Nobody tells you that reactivity is built into your system. It's the wiring you grew up with. Most of us learned early that the only way to stay safe was to get loud, get sharp, or get out. So by the time you're forty, those reactions aren't conscious. They're automatic. And the world doesn't care. Your boss, your wife, your kids - they just see a man who can't control himself or who disappears when things get tough.
You buy into the lie that you should just be able to "calm down" or "take a breath." But it's not that simple. You can read all the books and listen to every podcast. Still, when you feel misunderstood, your body fires up like it always has. You're fighting your own instincts. Not just thoughts. Systems inside you that move too fast for reason. The cost? You torch relationships. You lose trust. You start to believe you're broken, or that this is just how men are wired.
The worst part? You start avoiding situations where you might react. You shrink your life. You keep it small. You stop speaking up at work. You stop being honest at home. You trade being seen for being safe. And the more you do this, the more you start hating the man you see in the mirror. Because deep down, you know you're not actually dangerous. You're just stuck in a pattern.

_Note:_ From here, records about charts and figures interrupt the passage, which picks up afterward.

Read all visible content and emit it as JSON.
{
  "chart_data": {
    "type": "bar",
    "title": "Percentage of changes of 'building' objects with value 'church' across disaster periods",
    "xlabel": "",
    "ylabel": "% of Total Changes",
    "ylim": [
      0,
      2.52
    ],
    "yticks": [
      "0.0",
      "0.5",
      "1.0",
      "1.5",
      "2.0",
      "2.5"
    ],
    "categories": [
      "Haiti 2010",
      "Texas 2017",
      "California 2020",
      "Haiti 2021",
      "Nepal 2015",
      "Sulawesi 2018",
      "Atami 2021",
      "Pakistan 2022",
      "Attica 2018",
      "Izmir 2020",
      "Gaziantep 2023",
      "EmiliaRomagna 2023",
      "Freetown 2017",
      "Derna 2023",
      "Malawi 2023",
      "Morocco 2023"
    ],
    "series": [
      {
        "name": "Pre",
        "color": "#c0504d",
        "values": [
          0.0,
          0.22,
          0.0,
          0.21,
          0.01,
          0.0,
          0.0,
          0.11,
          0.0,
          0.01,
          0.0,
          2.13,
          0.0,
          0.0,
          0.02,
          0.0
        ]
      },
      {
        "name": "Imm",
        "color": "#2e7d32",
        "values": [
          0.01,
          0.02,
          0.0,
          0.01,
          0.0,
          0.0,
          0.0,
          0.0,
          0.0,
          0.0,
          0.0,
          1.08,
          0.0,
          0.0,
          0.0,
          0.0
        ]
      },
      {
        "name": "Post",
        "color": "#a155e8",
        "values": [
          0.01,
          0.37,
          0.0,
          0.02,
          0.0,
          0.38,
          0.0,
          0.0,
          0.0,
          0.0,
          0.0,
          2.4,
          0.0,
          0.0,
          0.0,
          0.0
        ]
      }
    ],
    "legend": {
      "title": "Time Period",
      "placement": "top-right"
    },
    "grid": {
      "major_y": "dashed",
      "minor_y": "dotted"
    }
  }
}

Once you see the truth, it's ugly. There's no shortcut. You have to unlearn what kept you safe. That means years of work. Slowing down systems that are built to go off like a fire alarm. Sometimes you'll slip. Sometimes you'll scorch the room again. But if you keep showing up, if you keep fighting the urge to lash out or check out, something shifts. You start catching yourself before the damage is done. Not every time. But enough to know you're changing.
That's when you realize: the actual strength isn't in being unreactive. It's in fighting your own old instincts, day after day, when nobody's watching. It's in not letting the old wiring run your life. The truth is, most guys around you are fighting the same fight. They just won't say it out loud.